Have pity on the poor emergency clerk. Even though mom hands her the card in what is obviously a greeting card envelope, the woman thinks it’s her healthcare card. (Do you think they might not get a lot of emergency thank you cards?)
My concerns with the advance directive, at least as we have written it, are:
1. A doctor who favors premature termination of the elderly (my term) may interpret terms such as “in a coma”, “in a vegetative state” and “no heroic measures” in a way that neither we nor our loved ones would like.
2. In a somewhat different case, I have a friend who watched helplessly as her father gasped. Apparently, staff had interpreted an earlier oral instruction not to use a feeding tube to mean “no intervention”; so they ignored my friend’s pleas to give him oxygen. She eventually called 911 and paramedics administered oxygen to her father in the hospital. He died about a week later, apparently in relative comfort.

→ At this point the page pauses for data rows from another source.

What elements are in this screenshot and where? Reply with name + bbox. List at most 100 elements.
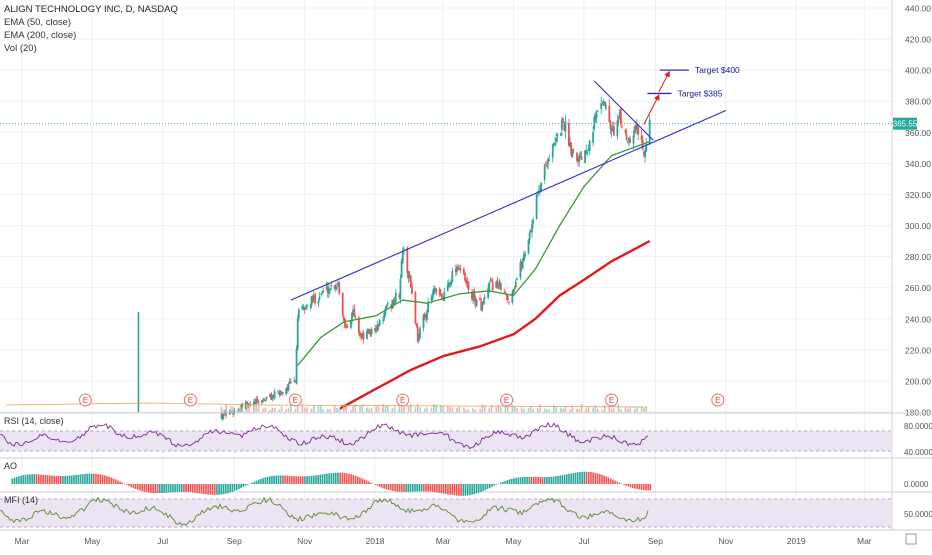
ao-bar	[383, 484, 385, 489]
legend-ema200[interactable]: EMA (200, close)	[4, 29, 178, 42]
candle-body	[329, 289, 331, 290]
candle-body	[546, 164, 548, 166]
ao-bar	[344, 473, 346, 484]
candle-body	[301, 306, 303, 309]
ao-bar	[141, 484, 143, 491]
volume-bar	[447, 405, 449, 412]
volume-bar	[608, 407, 610, 412]
ao-bar	[533, 477, 535, 484]
ao-bar	[212, 484, 214, 495]
candle-body	[296, 348, 298, 383]
volume-bar	[366, 407, 368, 412]
earnings-marker-label-1: E	[188, 396, 193, 405]
candle-body	[610, 121, 612, 128]
candle-body	[330, 285, 332, 286]
ao-bar	[328, 473, 330, 484]
volume-bar	[417, 404, 419, 412]
ao-bar	[58, 476, 60, 484]
ao-bar	[23, 475, 25, 484]
candle-body	[528, 240, 530, 254]
candle-body	[531, 224, 533, 232]
ao-bar	[511, 479, 513, 484]
ao-bar	[27, 475, 29, 484]
ao-bar	[346, 473, 348, 484]
ao-bar	[166, 484, 168, 493]
volume-bar	[318, 405, 320, 412]
volume-bar	[311, 409, 313, 412]
volume-bar	[597, 409, 599, 412]
volume-bar	[265, 408, 267, 412]
ao-bar	[150, 484, 152, 493]
candle-body	[633, 136, 635, 144]
price-badge: 365.55	[893, 120, 918, 129]
volume-bar	[468, 409, 470, 412]
ao-bar	[196, 484, 198, 493]
ao-bar	[243, 484, 245, 487]
candle-body	[627, 142, 629, 143]
volume-bar	[581, 404, 583, 412]
ao-bar	[485, 484, 487, 490]
volume-bar	[452, 407, 454, 412]
volume-bar	[410, 404, 412, 412]
ao-bar	[177, 484, 179, 492]
y-tick-11: 400.00	[905, 66, 931, 76]
volume-bar	[495, 407, 497, 412]
ao-bar	[467, 484, 469, 496]
volume-bar	[398, 407, 400, 412]
volume-bar	[295, 409, 297, 412]
candle-body	[310, 306, 312, 307]
y-tick-5: 280.00	[905, 252, 931, 262]
ao-bar	[100, 474, 102, 484]
ao-bar	[306, 476, 308, 484]
legend-vol[interactable]: Vol (20)	[4, 42, 178, 55]
candle-body	[637, 127, 639, 134]
ao-bar	[102, 475, 104, 484]
ao-bar	[502, 482, 504, 484]
candle-body	[492, 282, 494, 290]
candle-body	[318, 301, 320, 303]
ao-bar	[40, 475, 42, 484]
target-label-1: Target $385	[678, 88, 723, 98]
candle-body	[548, 160, 550, 161]
ao-bar	[170, 484, 172, 492]
mfi-pane-band	[0, 499, 892, 527]
volume-bar	[285, 409, 287, 412]
ao-bar	[324, 474, 326, 484]
ao-bar	[458, 484, 460, 496]
ao-bar	[463, 484, 465, 496]
x-tick-1: May	[84, 536, 101, 546]
ao-pane-tick-0: 0.0000	[904, 480, 929, 489]
ao-bar	[474, 484, 476, 494]
volume-bar	[415, 407, 417, 412]
ao-bar	[531, 477, 533, 484]
ao-bar	[218, 484, 220, 495]
candle-body	[262, 400, 264, 401]
candle-body	[555, 138, 557, 141]
ao-bar	[555, 476, 557, 484]
ao-bar	[537, 477, 539, 484]
y-tick-8: 340.00	[905, 159, 931, 169]
volume-bar	[237, 409, 239, 412]
ao-bar	[302, 476, 304, 484]
volume-bar	[449, 407, 451, 412]
candle-body	[266, 397, 268, 399]
candle-body	[625, 130, 627, 132]
legend-ema50[interactable]: EMA (50, close)	[4, 16, 178, 29]
ao-bar	[359, 477, 361, 484]
candle-body	[524, 253, 526, 256]
ao-bar	[639, 484, 641, 490]
volume-bar	[304, 408, 306, 412]
volume-bar	[613, 408, 615, 412]
ao-bar	[45, 475, 47, 484]
candle-body	[319, 297, 321, 300]
x-tick-2: Jul	[157, 536, 168, 546]
ao-bar	[62, 476, 64, 484]
candle-body	[256, 399, 258, 401]
ao-bar	[337, 473, 339, 484]
ao-bar	[152, 484, 154, 493]
ao-bar	[311, 476, 313, 484]
ao-bar	[504, 481, 506, 484]
x-tick-0: Mar	[15, 536, 30, 546]
ao-bar	[443, 484, 445, 494]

We’ll never know if this man was allowed to suffer like he apparently did (there’s no evidence, obviously) because the staff truly believed that no feeding tube also meant no oxygen , or if they just felt he was an old man with advanced Alzheimer’s whose time had come.
My own father died in the same hospice. He had specified “no heroic measures” and had been given both a feeding tube and oxygen as well as painkillers. I believe he died in relative physical comfort. It may depend on who is working that night, or if the patient has Alzheimer’s disease, or who is with him at the time. Dad’s mind remained clear and he was able to communicate orally and in writing until he fell into a final coma. In addition, his very vigilant geriatric nurse daughter-in-law was at his side, with all of us.
I once spoke to a nurse who said she refused oxygen to patients who pointed to the mask, clearly requesting it, due to advance instructions. She said she just held these people and tried to comfort them as they died.
It seems that even a carefully crafted advance directive can lead to unnecessary suffering and untimely death.
The solution my brother and I are considering is simply a list of agents with full contact details so decisions can be made at the time.
In any case, we have to be very, very vigilant when our loved ones cannot speak for themselves.